The Texas district argues that there is no evidence of recent discrimination, and that forcing it to comply with Section 5 is unreasonable. Attorneys for the district say localities that can show they are free of discrimination should be able to more easily bailout of Section 5 requirements. Since 1982, fewer than 20 jurisdictions have been permitted to do so.

Much of today's dispute revolved around the 2006 extension of Section 5 and the volumes of material Congress amassed before voting on it. Justice David Souter expressed surprise that anyone who examined that record would argue that extension of Section 5 is unnecessary. He said, "I don't understand, with a record like that, how you can maintain as a basis for this suit that things have radically changed? They may be better, but to say that they have radically changed to the point that this becomes an unconstitutional section 5 exercise within Congress's judgment just seems to me to — to deny the empirical reality."
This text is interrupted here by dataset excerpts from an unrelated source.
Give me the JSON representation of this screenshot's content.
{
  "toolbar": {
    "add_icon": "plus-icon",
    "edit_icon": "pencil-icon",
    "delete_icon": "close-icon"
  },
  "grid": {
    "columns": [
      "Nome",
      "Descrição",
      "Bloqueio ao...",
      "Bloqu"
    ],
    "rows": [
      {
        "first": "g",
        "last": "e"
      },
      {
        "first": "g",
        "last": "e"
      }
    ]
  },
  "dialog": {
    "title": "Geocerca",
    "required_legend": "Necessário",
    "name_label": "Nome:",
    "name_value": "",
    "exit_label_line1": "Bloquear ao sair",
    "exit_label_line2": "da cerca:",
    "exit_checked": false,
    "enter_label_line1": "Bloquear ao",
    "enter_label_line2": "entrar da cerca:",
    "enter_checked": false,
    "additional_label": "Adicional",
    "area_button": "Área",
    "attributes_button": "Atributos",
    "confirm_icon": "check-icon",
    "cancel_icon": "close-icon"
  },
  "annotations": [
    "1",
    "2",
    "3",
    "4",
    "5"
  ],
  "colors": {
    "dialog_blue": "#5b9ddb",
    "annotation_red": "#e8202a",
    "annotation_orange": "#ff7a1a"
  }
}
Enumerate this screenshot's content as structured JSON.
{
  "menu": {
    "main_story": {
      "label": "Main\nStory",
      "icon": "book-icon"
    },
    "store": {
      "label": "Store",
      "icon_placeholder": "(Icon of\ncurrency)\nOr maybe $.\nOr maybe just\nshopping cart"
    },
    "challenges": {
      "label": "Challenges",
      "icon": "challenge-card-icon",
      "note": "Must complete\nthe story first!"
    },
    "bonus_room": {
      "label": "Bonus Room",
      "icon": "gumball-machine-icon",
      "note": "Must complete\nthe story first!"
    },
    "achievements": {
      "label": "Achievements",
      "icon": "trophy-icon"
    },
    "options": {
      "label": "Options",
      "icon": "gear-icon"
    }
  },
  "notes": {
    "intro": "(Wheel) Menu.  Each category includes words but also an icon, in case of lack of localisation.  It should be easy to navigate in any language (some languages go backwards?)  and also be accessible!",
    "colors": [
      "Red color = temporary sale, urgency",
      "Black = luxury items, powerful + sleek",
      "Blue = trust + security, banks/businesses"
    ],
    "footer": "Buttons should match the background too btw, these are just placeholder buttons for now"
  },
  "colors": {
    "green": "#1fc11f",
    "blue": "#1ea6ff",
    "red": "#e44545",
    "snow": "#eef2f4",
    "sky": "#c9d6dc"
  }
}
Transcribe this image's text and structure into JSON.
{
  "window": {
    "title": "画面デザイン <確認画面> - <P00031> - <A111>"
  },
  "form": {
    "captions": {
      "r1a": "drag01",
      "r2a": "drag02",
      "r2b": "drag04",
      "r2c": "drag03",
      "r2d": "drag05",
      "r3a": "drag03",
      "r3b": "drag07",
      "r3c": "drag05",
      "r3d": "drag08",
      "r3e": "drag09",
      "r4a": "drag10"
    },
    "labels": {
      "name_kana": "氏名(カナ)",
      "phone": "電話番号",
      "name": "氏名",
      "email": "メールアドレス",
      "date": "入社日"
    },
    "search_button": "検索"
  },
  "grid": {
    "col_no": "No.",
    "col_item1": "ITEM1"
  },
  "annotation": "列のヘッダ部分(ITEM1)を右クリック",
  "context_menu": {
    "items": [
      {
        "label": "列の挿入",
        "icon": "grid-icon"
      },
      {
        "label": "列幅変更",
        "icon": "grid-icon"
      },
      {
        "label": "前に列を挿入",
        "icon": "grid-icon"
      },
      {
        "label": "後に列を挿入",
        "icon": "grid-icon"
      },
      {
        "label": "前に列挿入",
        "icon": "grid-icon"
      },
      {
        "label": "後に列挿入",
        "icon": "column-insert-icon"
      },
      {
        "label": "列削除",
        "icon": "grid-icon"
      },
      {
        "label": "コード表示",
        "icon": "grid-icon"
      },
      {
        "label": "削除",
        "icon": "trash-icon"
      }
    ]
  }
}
However, several justices expressed dismay that the vast majority of the evidence Congress considered examined only the states already covered under Section 5, and failed to investigate similar claims from the other 34 states. Justice Anthony Kennedy, likely to be the deciding vote in the case, expressed great skepticism, "This is — this is a great disparity in treatment, and the government of the United States is saying that our States must be treated differently. And you have a very substantial burden if you're going to make that case."

Following the arguments today, attorney Gregory Coleman, who represented the Texas district challenging Section 5, argued the country is vastly different than it was in 1965. He said, "I think there's a fundamental change in the fabric of America," adding, "By and large, Americans want to do what's right." But opposing counsel, Debo Adegbile, says the wrongs that Section 5 has remedied are not yet completely extinguished. Adegbile cautioned, "We've seen that discrimination takes root, grows back. The weeds are still there."

The Supreme Court has upheld Section 5 four times, but if today's oral arguments are any indication, it appears the Justices may be willing to narrow it for the very first time.